Церковнославянский язык – это творение Божие, дарованное нам через святых равноапостольных Кирилла и Мефодия и их учеников, – нам и всем православным славянским народам. Это язык, с самого начала своего сотворения преображенный Святым Духом, язык, специально созданный для молитвенного Богообщения. Это Божие чудо и Божие установление. Язык, созданный на основе одного из южнославянских говоров, становится принципиально не разговорным и, как книжный, противопоставляется разговорным славянским языкам. Язык переводов с греческого, вобравший в себя всю его богословскую глубину и красоту, преобразившись, становится красивее, звучнее, глубже и изящнее своего оригинала. На нем можно выразить самые точные и глубокие богословские понятия, самые тонкие и сокровенные сердечные движения, он прекрасен во всем – в начертании своих букв, в узорочье своих надстрочных знаков, в благозвучии своего звучащего слова. Он уникален в своем развитии, ибо его движение во времени – постоянное возвращение к своим истокам, и это позволяет сохранить в нем самые различные временные пласты, самые древние временные «срезы». Он являет собою мощную твердыню, скрепляющую в литургическом единстве все православные славянские народы, все братские славянские Церкви. Что может быть ближе литургического общения, что может быть крепче литургического единства?
Церковнославянский язык поистине – душа русского народа, хранитель его национальных корней, живой свидетель его истории, основа его литературного языка, источник его многовековой культуры, залог его будущего духовного благополучия. Ибо церковнославянский язык – тот камень, на котором построено здание нашей ментальности, культуры, духовности, традиций. Можно сказать, что церковнославянский язык – основа менталитета русского народа, ведь жизнь человека Древней Руси целиком проходила в ограде Православной Церкви, и язык Церкви был не только его языком, но и образом его мышления. Покушение на церковнославянский язык – это покушение на нашу национальную идентичность; отказаться от церковнославянского языка значит отказаться от нас самих. Поистине, упорное желание обновленцев уничтожить или «упростить» (а по сути – исказить!) церковнославянский язык равносильно желанию стереть и исказить нашу историческую память.
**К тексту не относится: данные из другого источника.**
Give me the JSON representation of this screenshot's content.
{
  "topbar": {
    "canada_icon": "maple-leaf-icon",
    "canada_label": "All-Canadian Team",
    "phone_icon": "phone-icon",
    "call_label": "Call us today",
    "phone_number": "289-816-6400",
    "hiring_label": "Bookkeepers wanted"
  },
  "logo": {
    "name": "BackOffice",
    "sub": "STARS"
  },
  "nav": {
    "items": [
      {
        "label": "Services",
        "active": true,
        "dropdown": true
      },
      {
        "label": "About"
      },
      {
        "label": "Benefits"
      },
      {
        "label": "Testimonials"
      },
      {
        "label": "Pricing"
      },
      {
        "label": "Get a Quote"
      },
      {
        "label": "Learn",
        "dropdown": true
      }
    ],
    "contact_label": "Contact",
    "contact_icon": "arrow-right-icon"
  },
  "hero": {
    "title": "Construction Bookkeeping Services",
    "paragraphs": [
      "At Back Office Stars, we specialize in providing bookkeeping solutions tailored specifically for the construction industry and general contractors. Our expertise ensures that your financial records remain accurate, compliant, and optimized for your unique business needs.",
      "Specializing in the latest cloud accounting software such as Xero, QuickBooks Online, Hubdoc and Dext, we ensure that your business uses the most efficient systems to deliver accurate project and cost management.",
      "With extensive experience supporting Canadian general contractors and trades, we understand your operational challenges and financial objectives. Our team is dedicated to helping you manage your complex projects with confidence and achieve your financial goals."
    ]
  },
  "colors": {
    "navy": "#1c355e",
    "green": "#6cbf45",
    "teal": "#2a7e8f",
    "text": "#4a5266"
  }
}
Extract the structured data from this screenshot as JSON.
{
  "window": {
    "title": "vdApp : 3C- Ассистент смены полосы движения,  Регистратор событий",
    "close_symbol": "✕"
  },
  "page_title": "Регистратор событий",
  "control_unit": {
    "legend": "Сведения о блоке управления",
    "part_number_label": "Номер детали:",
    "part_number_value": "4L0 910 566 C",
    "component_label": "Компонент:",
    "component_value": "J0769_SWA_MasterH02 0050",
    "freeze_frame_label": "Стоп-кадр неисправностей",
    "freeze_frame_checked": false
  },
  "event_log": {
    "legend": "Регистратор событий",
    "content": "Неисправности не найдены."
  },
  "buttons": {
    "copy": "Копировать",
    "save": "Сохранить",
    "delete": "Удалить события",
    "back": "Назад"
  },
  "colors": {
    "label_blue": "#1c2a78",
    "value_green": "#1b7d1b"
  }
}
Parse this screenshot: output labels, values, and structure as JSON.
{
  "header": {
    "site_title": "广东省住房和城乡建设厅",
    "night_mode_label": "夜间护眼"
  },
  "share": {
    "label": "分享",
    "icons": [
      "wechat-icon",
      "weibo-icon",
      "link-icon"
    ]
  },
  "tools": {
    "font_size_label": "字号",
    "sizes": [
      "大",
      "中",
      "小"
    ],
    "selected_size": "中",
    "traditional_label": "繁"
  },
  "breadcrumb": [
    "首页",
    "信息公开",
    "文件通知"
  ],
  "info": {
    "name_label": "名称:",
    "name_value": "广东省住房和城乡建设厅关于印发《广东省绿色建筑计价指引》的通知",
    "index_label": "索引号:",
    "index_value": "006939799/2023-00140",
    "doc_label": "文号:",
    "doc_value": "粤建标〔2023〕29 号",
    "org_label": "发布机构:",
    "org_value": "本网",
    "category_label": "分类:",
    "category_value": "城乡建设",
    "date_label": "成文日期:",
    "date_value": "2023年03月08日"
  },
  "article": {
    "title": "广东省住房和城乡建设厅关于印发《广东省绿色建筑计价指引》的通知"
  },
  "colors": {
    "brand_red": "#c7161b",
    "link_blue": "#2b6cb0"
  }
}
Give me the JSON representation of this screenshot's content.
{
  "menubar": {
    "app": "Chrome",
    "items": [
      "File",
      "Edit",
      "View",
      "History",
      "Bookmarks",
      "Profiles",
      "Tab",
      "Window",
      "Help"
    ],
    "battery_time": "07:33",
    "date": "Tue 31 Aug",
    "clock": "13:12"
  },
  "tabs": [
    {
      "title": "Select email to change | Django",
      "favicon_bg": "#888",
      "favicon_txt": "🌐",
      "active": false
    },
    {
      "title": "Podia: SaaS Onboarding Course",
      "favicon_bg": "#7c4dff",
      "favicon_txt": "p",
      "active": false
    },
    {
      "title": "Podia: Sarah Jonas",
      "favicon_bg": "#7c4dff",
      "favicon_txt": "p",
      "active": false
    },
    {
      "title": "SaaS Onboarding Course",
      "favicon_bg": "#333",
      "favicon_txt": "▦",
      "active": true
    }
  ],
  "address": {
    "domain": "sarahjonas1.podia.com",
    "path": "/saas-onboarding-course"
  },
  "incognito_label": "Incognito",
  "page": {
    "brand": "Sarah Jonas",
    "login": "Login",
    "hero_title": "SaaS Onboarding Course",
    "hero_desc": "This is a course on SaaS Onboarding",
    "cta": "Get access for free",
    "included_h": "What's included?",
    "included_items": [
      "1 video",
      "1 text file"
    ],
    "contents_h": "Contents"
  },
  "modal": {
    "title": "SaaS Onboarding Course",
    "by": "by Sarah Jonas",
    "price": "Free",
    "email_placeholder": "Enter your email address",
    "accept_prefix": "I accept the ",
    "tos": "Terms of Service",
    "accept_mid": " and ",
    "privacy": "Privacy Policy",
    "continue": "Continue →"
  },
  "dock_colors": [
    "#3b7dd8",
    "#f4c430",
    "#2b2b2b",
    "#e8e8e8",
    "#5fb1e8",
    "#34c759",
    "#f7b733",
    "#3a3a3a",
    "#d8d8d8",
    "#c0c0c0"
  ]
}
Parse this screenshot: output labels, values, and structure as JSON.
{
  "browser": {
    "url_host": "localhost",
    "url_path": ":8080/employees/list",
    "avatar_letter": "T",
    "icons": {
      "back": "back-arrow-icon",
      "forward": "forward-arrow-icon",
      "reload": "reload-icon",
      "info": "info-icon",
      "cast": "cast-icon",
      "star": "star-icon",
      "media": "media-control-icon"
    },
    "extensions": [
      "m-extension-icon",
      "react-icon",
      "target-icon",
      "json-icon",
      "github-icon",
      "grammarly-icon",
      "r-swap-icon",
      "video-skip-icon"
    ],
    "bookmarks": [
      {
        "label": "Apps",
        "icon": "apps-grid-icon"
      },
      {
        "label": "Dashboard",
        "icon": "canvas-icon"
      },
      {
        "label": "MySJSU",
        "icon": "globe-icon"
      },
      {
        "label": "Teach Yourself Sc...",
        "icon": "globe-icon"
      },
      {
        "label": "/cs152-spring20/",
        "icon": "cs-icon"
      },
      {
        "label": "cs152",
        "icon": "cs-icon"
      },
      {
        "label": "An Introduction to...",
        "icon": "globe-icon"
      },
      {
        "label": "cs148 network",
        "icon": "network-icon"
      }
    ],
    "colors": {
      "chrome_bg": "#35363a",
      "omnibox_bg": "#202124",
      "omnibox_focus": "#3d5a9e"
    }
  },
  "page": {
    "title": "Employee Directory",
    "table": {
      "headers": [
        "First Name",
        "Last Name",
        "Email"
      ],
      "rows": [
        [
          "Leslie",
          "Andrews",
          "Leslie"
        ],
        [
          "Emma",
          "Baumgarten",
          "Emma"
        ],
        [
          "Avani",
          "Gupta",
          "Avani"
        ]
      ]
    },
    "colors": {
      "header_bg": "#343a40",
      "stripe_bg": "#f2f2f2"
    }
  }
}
Не удивительно, что эта национальная твердыня, удерживающая духовные и культурные основания русского народа, сейчас терпит нападения и подвергается великой опасности. Можно с уверенностью сказать, что «незаметное» подтачивание церковнославянского языка изнутри гораздо более опасно, чем полный перевод богослужения на русский язык, ибо последнее, несомненно, сразу оттолкнет большинство верующих, а первое (т. е. русифицированный «новославянский») может быть замечено ими не сразу. Известна реакция церковного народа на появление Постной и Цветной Триодей под редакцией архиепископа Сергия (Страгородского) в начале XX века. Увидим ли мы прежнюю ревность по Бозе и прежнее благочестие в наши дни? Сейчас, когда мы вступили в эпоху глобализации и апостасии, когда Православие вновь становится верой самой ненавидимой и гонимой со стороны западного «постхристианского» сообщества, – разумно ли ломать многовековые традиции Русской Православной Церкви и сеять смущение и разлад в умах и сердцах верующих? Не об этом ли предостерегали нас великие первоиерархи нашей Церкви – Патриархи Московские и всея Руси – святитель Тихон, Пимен и Алексий II, когда писали о недопустимости реформ, в частности, в языке богослужения? О том же напоминали и наши великие святители, старцы и подвижники благочестия – свт. Филарет (Амфитеатров), прп. Макарий Оптинский, архимандрит Софроний (Сахаров), старец Иоанн Крестьянкин и многие другие. Ученые-слависты, начиная с М. В. Ломоносова и А. С. Шишкова, вот уже более двух столетий защищают церковнославянский язык от одних и тех же обвинений – в его «непонятности». Да, он действительно непонятен, ибо плотскому непонятно духовное. И не будет понятен, пока плотской человек не отринет своего плотского мудрования, не встанет на тесный путь покаяния и смирения, поста и молитвы, пока он не очистит свою душу и не обратится к Единому в Троице Богу в чистоте и простоте смиренного и верующего сердца.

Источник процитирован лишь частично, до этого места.